The particular crapware that exists on Android is notably absent from built in software management GUIs so it looks like you CAN do this.
> To make an app feel at home, it needs to "blend" with the rest of the OS
68% of desktops are GTK based, 26% are KDE which themes GTK apps the same as KDE apps. Superficially apps blend well. Looking deeper you will notice many similarities. Many common shortcuts and the same, common UI paradigms, idioms. Look a little closer and you'll note differences especially gnome with its client side decorations which cram a toolbar + window controls into a single line with extra spacing, QT apps with the more traditional menubars and certain shortcuts in common. Then there are incredibly common apps that are obviously not fully consistent with any, firefox, chrome, gimp, libreoffice, thunderbird.
What one ought to realize shortly is that there is no singular Linux desktop to blend into and it works fine as is.
If you make a GTK app with a traditional menubar you will look reasonably at home on virtually all desktops. At least as at home as most of the most popular apps listed above.
> Then comes the question of system integrations - how do you offer a unified photo picker experience
xdg-desktop-portal
>how do you ensure you always ask for the right permission to access the camera, the clipboard or network APIs
In native apps none of this is controlled at all. Don't install things you think might look at you through the camera and upload your nudes to the cloud. In flatpak the permission to do so is front loaded into the permissions required by the app. Don't install things that require camera and network permission if you think they might upload your nudes to the cloud. Flatseal provides a way to modify this permission after the fact if you want to install something and modify what permissions it gets.
> I strongly disagree - what if you want to offer a "try before you buy",
The most obious thing to do is time or feature limit your usage and "unlock" your app by opening a url and handling payment on your website with stripe and then having the user copy a code and or open a link to communicate it to the app. This is relatively easy AND lets you keep 100% of the money and no capricious app store rejection can keep your users from using your app. If you for any reason were ever to have a challenge distributing your work on the official source both flatpak and traditional package management has the concept of multiple sources. Customer adds your source and your apps and official apps are displayed in the same integrated app store interface.

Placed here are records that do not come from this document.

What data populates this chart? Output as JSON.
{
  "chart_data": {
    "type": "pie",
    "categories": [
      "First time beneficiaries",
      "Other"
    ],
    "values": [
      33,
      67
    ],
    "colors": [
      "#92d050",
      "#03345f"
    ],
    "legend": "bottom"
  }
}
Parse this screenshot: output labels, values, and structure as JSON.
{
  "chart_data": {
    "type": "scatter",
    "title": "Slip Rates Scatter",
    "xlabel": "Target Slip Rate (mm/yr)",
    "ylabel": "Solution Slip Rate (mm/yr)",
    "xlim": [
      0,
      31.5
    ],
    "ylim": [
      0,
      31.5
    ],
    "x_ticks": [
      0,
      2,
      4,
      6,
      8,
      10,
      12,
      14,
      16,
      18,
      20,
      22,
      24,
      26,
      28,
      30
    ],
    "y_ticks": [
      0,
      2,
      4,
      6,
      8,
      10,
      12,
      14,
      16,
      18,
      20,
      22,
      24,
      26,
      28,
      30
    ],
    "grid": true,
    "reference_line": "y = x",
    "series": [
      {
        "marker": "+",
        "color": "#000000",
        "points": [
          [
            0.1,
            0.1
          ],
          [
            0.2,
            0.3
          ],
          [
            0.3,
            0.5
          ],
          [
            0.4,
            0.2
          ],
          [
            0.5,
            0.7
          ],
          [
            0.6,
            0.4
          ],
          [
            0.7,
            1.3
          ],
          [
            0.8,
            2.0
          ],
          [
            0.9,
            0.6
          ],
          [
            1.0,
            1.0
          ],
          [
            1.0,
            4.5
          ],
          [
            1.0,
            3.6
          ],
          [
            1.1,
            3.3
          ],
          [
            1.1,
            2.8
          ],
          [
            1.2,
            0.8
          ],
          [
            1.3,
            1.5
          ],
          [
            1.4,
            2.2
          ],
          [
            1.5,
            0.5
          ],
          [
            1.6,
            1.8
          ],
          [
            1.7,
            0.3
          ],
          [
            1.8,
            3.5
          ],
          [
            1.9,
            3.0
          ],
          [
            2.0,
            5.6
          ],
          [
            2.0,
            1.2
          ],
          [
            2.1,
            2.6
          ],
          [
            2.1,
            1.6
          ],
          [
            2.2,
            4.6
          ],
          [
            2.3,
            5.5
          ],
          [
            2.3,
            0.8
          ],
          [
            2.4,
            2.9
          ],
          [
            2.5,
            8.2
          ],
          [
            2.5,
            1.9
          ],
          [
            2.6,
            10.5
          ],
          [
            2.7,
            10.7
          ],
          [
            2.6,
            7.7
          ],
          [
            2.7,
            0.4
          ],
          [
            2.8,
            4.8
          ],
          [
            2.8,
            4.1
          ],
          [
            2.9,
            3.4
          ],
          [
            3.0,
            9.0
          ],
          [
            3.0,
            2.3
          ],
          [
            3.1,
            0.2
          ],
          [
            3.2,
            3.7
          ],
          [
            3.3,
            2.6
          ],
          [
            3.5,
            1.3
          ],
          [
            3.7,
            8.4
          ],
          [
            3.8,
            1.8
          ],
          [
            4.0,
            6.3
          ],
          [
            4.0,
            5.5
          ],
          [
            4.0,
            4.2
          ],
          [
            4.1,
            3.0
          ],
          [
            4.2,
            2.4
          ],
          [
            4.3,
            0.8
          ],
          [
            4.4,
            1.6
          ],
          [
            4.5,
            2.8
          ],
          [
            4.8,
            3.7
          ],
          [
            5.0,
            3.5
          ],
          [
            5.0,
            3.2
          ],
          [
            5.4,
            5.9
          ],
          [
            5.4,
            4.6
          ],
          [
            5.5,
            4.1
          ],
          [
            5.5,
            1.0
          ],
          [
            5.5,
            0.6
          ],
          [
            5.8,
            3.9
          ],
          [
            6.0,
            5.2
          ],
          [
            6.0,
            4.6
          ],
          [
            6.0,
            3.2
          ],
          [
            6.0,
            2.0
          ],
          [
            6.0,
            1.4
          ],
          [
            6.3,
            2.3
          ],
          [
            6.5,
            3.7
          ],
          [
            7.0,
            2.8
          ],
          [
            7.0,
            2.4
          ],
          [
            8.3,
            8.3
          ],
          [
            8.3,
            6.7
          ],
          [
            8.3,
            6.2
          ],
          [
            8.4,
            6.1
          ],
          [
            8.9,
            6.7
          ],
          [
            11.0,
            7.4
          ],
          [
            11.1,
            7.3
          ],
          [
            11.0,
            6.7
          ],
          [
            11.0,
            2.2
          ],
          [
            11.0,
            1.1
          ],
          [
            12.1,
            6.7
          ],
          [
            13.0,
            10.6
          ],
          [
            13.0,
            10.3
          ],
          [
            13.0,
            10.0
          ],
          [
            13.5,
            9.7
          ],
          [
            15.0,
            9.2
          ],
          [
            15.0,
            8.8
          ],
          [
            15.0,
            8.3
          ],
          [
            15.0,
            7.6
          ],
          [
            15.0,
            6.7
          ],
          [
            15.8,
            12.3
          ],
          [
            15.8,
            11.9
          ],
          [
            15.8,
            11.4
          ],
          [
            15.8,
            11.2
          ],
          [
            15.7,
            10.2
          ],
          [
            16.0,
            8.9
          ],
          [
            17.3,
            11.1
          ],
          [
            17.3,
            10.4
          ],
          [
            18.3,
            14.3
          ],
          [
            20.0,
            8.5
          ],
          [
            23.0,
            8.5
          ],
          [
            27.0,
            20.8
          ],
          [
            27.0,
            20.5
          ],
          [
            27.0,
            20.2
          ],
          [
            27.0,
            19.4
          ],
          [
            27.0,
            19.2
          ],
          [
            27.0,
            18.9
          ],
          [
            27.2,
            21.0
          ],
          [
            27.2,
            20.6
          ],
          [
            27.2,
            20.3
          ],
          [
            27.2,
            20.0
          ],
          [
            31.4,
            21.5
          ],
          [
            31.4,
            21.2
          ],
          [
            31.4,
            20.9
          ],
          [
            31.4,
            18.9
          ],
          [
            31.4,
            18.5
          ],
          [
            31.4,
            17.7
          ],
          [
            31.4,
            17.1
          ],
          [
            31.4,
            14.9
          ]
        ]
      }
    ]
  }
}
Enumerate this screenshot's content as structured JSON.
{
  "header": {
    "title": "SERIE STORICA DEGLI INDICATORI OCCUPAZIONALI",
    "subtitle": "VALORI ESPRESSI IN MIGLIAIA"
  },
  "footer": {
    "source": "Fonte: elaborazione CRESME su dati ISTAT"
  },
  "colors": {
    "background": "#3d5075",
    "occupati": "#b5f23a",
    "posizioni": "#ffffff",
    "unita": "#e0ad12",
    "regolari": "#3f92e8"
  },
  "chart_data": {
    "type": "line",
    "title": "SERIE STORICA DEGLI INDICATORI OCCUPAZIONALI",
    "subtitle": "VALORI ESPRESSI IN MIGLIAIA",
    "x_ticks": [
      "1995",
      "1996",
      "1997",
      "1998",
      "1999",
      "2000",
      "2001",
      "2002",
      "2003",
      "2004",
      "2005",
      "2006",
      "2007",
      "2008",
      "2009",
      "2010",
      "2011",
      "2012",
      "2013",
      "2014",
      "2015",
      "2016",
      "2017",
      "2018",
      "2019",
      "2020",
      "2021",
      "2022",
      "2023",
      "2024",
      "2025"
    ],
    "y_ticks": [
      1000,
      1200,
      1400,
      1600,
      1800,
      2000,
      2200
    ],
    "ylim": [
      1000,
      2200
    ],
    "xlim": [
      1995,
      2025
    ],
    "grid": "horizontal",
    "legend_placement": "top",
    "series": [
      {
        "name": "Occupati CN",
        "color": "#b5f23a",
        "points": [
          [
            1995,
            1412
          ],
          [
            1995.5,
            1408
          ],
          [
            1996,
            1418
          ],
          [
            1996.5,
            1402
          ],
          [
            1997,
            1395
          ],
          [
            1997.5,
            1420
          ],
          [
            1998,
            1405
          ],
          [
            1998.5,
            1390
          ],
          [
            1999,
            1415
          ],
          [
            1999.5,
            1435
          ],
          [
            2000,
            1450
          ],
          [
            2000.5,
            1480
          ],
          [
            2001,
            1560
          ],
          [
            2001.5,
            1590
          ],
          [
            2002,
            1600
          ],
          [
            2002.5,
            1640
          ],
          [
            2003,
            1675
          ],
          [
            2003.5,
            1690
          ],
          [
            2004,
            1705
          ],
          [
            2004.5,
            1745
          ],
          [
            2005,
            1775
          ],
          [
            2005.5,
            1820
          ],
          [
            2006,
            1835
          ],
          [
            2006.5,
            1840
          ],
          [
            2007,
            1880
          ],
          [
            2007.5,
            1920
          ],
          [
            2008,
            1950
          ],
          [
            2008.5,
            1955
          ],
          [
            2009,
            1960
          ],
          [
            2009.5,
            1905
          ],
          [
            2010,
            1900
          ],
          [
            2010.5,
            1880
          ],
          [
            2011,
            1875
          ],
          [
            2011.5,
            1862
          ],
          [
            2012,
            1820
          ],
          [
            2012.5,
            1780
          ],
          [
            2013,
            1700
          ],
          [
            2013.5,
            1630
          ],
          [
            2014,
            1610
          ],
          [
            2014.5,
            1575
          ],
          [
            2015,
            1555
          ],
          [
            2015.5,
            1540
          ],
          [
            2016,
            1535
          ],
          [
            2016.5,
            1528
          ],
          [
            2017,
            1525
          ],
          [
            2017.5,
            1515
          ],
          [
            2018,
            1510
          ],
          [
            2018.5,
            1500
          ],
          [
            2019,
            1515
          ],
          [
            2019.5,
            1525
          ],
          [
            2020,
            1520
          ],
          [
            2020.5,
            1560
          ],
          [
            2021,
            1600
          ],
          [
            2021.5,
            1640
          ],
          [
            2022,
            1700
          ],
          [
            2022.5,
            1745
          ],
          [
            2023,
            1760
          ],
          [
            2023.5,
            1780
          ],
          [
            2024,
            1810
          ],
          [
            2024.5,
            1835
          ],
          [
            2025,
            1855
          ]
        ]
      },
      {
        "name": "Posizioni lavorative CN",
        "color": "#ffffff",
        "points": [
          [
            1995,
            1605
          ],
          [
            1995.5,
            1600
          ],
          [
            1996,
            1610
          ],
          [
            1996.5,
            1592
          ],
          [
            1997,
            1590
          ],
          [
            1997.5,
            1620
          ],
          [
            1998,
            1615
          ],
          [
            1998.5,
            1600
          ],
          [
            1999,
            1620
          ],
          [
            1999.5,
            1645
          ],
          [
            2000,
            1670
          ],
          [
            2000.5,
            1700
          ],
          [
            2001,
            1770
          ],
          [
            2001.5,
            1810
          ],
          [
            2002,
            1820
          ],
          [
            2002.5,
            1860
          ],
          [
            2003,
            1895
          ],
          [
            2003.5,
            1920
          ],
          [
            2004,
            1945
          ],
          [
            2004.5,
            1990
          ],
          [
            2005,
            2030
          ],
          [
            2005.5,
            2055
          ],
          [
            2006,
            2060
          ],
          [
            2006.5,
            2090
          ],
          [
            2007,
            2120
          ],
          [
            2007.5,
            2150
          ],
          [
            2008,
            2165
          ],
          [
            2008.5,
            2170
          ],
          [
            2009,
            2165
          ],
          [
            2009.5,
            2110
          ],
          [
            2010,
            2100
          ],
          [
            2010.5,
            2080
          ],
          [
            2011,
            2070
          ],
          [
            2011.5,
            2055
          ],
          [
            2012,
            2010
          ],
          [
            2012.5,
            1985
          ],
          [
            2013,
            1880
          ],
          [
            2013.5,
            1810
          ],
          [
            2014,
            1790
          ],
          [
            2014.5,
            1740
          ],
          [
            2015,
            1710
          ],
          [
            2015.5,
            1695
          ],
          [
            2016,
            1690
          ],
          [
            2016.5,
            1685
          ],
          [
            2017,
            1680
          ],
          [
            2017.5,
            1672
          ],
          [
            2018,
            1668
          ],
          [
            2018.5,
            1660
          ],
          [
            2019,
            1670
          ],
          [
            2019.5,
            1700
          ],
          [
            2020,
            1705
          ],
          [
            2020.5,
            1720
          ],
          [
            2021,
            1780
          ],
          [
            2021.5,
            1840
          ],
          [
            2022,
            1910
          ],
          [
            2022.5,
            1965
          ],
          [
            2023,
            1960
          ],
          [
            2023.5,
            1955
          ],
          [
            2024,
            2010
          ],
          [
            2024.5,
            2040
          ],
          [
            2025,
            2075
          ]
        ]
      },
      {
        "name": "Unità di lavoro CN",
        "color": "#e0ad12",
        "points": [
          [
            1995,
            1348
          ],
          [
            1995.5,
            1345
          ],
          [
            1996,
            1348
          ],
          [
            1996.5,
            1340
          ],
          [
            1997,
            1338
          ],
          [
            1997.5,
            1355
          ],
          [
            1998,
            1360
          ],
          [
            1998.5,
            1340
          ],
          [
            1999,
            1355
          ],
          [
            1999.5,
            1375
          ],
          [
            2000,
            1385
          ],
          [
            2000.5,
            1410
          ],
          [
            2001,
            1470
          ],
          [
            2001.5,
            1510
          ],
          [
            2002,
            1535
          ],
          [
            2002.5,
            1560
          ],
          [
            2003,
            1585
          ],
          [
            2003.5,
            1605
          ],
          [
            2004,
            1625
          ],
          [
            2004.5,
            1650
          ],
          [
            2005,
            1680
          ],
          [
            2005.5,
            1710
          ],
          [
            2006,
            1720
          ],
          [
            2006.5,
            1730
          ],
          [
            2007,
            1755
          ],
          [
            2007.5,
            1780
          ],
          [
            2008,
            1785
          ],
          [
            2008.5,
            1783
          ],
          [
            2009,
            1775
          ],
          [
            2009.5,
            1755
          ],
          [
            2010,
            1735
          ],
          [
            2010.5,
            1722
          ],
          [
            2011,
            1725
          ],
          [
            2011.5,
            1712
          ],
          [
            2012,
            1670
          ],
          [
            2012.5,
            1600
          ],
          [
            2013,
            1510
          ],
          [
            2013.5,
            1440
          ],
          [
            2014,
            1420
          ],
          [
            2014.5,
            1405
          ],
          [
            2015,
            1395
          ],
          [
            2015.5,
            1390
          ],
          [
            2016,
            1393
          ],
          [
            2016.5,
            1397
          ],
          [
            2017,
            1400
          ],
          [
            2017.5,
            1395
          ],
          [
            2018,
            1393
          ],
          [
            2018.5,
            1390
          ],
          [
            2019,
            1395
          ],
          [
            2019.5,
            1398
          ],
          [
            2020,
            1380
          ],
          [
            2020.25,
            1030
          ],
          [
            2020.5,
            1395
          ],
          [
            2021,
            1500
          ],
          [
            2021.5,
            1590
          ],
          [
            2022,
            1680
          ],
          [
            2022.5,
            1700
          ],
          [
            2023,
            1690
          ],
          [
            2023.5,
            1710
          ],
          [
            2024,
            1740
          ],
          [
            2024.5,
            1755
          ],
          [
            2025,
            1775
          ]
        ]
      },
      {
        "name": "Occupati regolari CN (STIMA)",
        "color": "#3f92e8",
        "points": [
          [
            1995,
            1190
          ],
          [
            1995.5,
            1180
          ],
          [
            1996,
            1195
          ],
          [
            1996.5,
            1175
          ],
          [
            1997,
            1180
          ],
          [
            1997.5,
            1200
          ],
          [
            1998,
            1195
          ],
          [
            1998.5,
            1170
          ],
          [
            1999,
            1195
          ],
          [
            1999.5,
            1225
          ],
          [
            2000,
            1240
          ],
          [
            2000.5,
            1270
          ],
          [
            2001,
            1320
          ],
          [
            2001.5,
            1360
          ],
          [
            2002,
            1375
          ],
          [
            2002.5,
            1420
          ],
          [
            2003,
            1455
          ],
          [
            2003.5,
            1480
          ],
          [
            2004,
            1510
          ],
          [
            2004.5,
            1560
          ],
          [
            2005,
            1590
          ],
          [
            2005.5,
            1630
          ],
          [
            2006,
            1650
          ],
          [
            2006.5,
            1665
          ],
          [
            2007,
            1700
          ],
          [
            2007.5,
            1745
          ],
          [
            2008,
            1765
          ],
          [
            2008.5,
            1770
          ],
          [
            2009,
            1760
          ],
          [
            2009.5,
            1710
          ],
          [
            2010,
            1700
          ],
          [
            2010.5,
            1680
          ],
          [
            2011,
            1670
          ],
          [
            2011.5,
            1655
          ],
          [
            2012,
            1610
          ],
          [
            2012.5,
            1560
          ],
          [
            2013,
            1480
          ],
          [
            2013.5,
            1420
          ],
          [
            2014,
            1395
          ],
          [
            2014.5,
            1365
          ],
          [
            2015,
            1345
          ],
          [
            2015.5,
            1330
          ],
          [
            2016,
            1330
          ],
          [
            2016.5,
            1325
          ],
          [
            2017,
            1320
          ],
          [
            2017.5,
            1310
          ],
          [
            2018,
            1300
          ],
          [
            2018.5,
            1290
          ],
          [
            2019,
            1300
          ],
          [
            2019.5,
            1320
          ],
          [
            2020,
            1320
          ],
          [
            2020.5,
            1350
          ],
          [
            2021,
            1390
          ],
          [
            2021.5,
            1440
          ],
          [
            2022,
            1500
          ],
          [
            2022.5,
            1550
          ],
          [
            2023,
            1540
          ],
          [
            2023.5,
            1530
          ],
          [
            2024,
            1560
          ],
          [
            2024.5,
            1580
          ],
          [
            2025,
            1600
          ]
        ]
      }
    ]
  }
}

Flathub is supposed to introduce one off paid apps/subscriptions. I'm not clear what the progress on that feature is. I do not believe there is any plans for in app purchases however. Probably because 99.9% of the use case is dominated by porn, shitty games, and adware. Asking why non-gross environments don't impliment IAP is like going to the whore house and shouting "where all the gonorrhea at!"
It is better from the user perspective if payments/subscriptions are either managed on the website for the service or better yet one a singular store interface where customers can make an intelligent decision rather than having the dev low ball them and them ride the sunk cost fallacy and FOMO to a fuckin payday.
At the same time, the OS flavours don’t seem to offer a unified way for handling payments, subscriptions and in-app purchases which is a significant burden to implement from scratch by every app developer.